Goodwill Industries of the Columbia will build a store in Pasco after securing a site next to Walmart.
The store will mirror the newly built Kennewick Goodwill. However, it will not take shape for several years, said Ken Gosney, executive director for the nonprofit, which serves people with disabilities.
Goodwill paid $1.17 million for a 4.54-acre undeveloped site at Wrigley Drive and North Road 76 in a deal that closed shortly before Halloween. The property borders the Pasco Walmart, 4820 N. Road 68, to the north.
Gosney said Goodwill was drawn by projections that Pasco will gain 50,000 residents in coming decades.
“It made sense for us to have a location in that shopping corridor,” he said. It will take several years to move forward with actual construction.

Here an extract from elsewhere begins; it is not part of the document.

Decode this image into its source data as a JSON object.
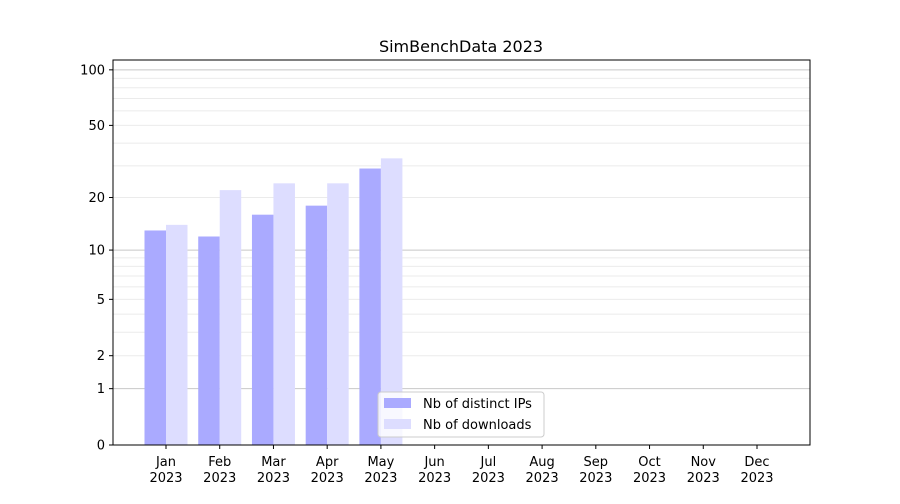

The Pasco store will mirror the $3.1 million Goodwill store and warehouse that opened in Kennewick in mid-2019.
The 20,000-square-foot store at 345 S. Columbia Center Blvd. is evenly split between retail and warehouse space and employs between 30 and 35 workers. The Columbia Center store replaced Kennewick and east Kennewick shops, both leased.
Goodwill relies on a retail-based earned revenue strategy to support its service mission.
It borrowed money to build the Kennewick store, repaying the loan with proceeds from retail sales.
Gosney said it will employ a similar approach in Pasco.
It has a strong preference to own rather than lease its buildings. Once the mortgages are paid off, proceeds go back into serving clients.
“Long term, that’s a much better option,” he said.
Gosney said it contemplated a fundraising campaign but prefers not to compete with its fellow nonprofits for capital donations.
The community, he said, already supports it through donations of household goods and other items.
Gosney conceded the nonprofit was nervous about committing so much money to the Pasco site during a pandemic that closed its stores for more than three months. He praised the seller, Kidwell Family LLC, for being patient while it worked through its due diligence and waited to see if the public would return to its stores when they reopened.
“We didn’t want to pull the trigger during the shutdown,” he said. He notes it paid employees even when they were unable to work.
Fortunately, customers returned. Gosney said donations were strong.
“The better we do on the retail side, the better we do on the mission side,” he said.
Goodwill Industries of the Columbia reported $19.6 million in revenue and $16 million in expenses in its most recent 990 filing with the Internal Revenue Service. It employed 636 and valued net assets at $29.4 million.
Its four top executives, including Gosney, earned a combined $530,000 in salary.